Japan ruling party re-elects PM Noda as leader

Japanese Prime Minister Yoshihiko Noda stormed to victory in a party leadership poll Friday, vowing to revamp his troubled ruling Democratic Party of Japan ahead of upcoming general elections.

Noda won more than 60 percent of points available in a vote by lawmakers, local assembly members and individual lay members in a weighted poll for party president, which at present automatically confers the post of premier.

Lawmakers' votes count for more than those of other party members.

"I would like to beef up our teamwork so that we can shift the DPJ once again to make it a fighting force that can serve Japan," Noda told his fellow lawmakers.

At a news conference, Noda hinted he would be reshuffling his cabinet after returning from the UN General Assembly in New York later this month.

"I think changes are possible, of course, in terms of strengthening our cabinet function," Noda said. "Anyway, all I should do is to put the right people into the right posts."

Noda's re-election after a little over a year in the post was all but certain from the moment his telegenic environment minister Goshi Hosono decided against running for leadership.

Hosono, 41, who was seen as an electable leader for a party that is struggling in the opinion polls, would have become Japan's youngest ever prime minister if he had won.

Under party rules a leadership contest must be held every two years. That interval has now been extended to three years.

As premier and leader of the DPJ -- currently the biggest party in parliament -- Noda has pushed through unpopular legislation on doubling sales tax.

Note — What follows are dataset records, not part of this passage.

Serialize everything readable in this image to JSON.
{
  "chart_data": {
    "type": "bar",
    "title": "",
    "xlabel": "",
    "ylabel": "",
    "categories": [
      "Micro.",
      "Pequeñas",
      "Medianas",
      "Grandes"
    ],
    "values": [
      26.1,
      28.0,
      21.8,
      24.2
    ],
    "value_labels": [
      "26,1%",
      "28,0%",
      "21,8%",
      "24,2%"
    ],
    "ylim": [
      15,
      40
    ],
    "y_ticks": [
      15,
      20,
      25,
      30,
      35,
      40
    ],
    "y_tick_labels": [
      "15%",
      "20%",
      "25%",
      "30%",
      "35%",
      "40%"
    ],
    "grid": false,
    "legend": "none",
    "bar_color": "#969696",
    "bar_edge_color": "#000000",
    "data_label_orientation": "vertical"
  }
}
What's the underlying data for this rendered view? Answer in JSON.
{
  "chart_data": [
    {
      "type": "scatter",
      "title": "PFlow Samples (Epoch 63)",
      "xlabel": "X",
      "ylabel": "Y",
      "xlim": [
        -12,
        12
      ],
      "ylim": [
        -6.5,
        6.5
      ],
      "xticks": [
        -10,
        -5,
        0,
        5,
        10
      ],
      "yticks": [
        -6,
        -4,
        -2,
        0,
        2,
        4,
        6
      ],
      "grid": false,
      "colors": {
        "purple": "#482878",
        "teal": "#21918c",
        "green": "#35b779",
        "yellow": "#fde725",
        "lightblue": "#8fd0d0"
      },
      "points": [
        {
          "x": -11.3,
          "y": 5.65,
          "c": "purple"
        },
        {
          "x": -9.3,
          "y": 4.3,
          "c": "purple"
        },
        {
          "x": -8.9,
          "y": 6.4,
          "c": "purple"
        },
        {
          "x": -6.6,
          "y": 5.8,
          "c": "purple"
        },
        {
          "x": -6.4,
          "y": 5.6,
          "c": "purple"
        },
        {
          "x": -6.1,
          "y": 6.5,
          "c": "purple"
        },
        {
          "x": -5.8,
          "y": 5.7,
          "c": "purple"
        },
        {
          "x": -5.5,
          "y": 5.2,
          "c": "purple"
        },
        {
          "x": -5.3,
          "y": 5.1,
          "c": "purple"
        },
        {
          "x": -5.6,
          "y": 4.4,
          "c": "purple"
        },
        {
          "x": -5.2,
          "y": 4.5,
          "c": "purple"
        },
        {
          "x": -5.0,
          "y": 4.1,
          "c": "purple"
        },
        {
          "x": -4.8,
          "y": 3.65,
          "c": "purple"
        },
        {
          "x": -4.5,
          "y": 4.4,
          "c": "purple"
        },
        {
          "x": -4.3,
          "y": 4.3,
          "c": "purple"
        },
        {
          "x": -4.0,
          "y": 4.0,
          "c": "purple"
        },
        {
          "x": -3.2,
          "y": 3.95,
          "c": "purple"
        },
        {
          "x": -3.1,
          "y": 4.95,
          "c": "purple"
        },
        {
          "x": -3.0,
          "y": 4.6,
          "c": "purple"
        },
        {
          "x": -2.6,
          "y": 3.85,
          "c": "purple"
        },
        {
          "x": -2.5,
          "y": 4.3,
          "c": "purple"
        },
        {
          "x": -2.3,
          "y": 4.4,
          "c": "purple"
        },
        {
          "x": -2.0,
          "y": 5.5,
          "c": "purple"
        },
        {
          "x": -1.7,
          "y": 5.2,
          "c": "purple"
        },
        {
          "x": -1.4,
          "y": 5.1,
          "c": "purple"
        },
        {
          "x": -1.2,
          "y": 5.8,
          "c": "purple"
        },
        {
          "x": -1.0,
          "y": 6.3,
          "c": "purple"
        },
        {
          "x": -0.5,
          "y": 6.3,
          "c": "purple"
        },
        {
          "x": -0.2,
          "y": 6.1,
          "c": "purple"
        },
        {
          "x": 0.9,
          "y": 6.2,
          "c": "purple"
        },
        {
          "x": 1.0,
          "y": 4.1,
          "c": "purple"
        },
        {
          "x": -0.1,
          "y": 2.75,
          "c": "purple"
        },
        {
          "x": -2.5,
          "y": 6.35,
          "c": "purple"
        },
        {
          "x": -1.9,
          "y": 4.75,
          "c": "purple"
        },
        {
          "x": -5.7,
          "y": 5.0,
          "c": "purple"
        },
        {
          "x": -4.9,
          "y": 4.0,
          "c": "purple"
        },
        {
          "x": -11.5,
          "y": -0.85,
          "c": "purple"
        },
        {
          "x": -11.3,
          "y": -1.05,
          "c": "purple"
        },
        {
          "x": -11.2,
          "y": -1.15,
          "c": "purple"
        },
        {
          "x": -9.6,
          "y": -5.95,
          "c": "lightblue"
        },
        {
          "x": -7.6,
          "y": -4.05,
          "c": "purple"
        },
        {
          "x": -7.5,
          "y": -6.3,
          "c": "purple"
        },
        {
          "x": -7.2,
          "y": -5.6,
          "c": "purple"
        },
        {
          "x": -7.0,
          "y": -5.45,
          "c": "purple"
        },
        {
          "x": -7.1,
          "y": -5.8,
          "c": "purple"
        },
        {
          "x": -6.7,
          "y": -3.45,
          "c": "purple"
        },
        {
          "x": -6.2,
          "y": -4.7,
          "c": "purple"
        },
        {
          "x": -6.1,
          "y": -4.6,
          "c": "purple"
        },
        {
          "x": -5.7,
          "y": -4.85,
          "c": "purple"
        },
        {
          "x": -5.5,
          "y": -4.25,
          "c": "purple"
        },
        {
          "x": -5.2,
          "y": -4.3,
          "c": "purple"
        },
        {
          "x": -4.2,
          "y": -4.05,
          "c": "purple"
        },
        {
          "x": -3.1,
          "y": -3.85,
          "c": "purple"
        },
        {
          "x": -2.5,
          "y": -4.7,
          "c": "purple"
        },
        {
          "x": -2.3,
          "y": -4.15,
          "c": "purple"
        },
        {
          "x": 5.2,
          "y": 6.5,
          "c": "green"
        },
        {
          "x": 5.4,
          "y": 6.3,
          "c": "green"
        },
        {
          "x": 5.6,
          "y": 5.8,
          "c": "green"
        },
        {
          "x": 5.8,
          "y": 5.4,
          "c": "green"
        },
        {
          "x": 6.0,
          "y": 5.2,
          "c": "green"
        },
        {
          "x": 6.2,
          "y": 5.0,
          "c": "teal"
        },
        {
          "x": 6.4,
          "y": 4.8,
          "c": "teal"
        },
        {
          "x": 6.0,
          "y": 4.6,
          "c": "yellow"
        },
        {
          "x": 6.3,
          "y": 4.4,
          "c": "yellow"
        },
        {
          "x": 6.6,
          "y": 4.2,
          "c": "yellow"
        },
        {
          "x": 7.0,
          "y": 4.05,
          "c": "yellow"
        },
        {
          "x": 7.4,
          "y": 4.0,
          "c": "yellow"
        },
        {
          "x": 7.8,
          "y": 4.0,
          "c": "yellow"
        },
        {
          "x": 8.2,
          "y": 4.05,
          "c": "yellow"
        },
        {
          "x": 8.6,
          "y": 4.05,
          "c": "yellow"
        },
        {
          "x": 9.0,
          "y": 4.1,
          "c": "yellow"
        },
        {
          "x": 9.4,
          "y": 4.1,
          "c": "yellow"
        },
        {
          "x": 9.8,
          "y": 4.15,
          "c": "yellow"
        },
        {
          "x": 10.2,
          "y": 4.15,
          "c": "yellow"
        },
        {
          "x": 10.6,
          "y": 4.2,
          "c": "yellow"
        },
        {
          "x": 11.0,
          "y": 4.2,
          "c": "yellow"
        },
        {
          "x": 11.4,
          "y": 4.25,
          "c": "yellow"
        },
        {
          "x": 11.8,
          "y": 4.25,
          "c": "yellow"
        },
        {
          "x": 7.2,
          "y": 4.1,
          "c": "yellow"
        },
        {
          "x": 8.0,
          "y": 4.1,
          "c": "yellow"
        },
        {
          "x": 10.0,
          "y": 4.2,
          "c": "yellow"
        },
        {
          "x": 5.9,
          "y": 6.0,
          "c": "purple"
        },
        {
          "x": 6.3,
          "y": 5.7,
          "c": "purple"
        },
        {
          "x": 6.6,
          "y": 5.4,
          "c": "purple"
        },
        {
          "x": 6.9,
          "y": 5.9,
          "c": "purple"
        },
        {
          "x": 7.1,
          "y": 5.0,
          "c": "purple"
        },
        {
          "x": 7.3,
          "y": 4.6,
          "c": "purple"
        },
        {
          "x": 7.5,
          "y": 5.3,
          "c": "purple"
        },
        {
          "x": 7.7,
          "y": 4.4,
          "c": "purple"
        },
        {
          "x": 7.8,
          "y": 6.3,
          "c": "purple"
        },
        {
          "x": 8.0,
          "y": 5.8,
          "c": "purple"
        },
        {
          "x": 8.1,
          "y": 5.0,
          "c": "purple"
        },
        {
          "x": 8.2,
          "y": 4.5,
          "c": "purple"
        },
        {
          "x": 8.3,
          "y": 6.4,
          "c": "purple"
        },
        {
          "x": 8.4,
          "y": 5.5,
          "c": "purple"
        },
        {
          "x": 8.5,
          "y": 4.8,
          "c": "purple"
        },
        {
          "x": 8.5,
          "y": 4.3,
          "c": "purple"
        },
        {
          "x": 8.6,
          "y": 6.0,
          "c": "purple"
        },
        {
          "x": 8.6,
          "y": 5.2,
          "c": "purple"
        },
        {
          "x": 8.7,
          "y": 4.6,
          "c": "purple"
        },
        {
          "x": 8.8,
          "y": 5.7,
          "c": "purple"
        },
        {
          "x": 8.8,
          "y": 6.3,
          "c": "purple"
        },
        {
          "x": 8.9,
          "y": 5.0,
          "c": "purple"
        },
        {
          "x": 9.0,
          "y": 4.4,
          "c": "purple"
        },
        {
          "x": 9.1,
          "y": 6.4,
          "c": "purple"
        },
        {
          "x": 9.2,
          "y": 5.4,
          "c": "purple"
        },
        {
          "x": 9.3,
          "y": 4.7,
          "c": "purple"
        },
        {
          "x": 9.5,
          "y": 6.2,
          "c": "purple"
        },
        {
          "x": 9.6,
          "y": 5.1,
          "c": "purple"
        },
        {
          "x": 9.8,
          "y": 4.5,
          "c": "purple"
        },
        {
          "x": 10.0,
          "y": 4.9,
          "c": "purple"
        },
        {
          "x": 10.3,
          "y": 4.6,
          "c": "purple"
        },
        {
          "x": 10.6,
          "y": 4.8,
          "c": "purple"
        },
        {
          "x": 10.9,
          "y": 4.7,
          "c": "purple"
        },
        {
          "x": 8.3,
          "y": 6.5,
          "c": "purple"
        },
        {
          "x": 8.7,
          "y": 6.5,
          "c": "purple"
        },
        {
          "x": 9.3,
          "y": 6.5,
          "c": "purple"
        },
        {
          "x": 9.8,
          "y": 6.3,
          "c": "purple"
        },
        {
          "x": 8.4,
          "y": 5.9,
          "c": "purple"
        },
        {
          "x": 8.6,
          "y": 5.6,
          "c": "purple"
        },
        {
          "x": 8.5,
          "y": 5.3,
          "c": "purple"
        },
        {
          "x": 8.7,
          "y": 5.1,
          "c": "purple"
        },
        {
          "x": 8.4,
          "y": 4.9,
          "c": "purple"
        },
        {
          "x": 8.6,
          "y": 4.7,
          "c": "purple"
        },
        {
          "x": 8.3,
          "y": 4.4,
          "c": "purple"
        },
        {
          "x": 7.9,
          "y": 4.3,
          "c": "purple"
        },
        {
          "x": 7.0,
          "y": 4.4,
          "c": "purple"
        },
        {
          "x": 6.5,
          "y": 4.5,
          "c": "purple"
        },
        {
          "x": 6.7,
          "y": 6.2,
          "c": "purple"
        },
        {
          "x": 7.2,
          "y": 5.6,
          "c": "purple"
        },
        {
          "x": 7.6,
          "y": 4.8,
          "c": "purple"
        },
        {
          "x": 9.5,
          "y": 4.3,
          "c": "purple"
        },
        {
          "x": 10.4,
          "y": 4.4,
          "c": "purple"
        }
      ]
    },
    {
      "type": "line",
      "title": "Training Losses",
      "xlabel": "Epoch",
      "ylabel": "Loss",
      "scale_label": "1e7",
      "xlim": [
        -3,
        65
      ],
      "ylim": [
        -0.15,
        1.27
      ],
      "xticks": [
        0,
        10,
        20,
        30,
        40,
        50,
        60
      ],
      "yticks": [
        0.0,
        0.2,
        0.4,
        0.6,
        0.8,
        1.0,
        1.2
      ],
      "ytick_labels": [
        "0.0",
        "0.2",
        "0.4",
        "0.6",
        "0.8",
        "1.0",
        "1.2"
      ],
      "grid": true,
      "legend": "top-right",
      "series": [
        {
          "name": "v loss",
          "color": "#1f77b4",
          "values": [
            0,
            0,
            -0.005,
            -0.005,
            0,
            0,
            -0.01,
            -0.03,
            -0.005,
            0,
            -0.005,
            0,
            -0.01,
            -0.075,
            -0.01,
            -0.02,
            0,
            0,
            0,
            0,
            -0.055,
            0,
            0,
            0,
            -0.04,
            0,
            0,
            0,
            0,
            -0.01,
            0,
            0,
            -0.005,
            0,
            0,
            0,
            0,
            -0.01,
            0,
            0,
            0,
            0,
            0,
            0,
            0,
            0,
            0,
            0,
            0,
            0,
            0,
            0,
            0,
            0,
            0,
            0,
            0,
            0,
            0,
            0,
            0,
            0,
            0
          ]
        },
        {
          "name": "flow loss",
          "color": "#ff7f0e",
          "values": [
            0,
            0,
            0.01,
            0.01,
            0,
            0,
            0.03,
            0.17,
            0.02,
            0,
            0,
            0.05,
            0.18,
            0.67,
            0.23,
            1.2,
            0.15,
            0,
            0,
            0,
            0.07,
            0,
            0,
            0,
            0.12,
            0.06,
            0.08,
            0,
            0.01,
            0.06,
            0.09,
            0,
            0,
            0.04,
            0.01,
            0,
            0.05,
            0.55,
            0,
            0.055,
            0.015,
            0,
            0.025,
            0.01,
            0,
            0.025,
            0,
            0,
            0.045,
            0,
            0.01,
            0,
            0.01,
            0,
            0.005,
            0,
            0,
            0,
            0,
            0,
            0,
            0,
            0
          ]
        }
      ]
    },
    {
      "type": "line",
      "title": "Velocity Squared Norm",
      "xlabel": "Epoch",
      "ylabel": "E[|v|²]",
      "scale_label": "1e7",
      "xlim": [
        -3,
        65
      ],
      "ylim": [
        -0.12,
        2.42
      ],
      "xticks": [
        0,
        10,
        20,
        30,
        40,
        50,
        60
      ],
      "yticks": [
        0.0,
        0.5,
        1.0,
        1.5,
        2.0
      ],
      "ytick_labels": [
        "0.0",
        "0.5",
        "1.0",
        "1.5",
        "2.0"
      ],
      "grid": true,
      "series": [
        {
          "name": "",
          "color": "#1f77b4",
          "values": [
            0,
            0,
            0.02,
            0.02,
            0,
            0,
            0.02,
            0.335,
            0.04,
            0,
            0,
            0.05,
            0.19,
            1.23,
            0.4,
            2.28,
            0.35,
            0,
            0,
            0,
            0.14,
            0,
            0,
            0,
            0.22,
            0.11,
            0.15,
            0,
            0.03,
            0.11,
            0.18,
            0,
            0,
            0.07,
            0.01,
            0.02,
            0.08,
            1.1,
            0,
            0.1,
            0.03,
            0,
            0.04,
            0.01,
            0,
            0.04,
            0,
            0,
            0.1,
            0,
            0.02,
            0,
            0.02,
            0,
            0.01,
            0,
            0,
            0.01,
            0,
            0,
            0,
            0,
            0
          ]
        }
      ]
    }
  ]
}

This, alongside general disenchantment with his once-popular party, has left many lawmakers fearing for their jobs in the general election expected this autumn.

However, a dearth of credible alternatives meant the contest was something of a formality for the premier.

He was challenged by three of his backbenchers: former internal affairs minister Kazuhiro Haraguchi and former agriculture ministers Hirotaka Akamatsu and Michihiko Kano.

"I have to make decisions even when the public is divided," Noda told party members after the result was announced.

"I have felt the weight of this responsibility over the last year.

"Now I feel anew the graveness of my responsibility at a time we have difficulties at home and overseas."

Noda also called on his party to speed up preparations for national elections, saying: "At any rate, lower and upper house elections are coming in the not-so-distant future."

Noda has the power to dissolve the powerful lower house to call general polls any time before the chamber's four-year term ends next autumn.

The DPJ came to power in 2009 after five decades of almost unbroken rule by the Liberal Democratic Party, but its once-radical agenda was largely jettisoned.

Noda is Japan's sixth prime minister in as many years.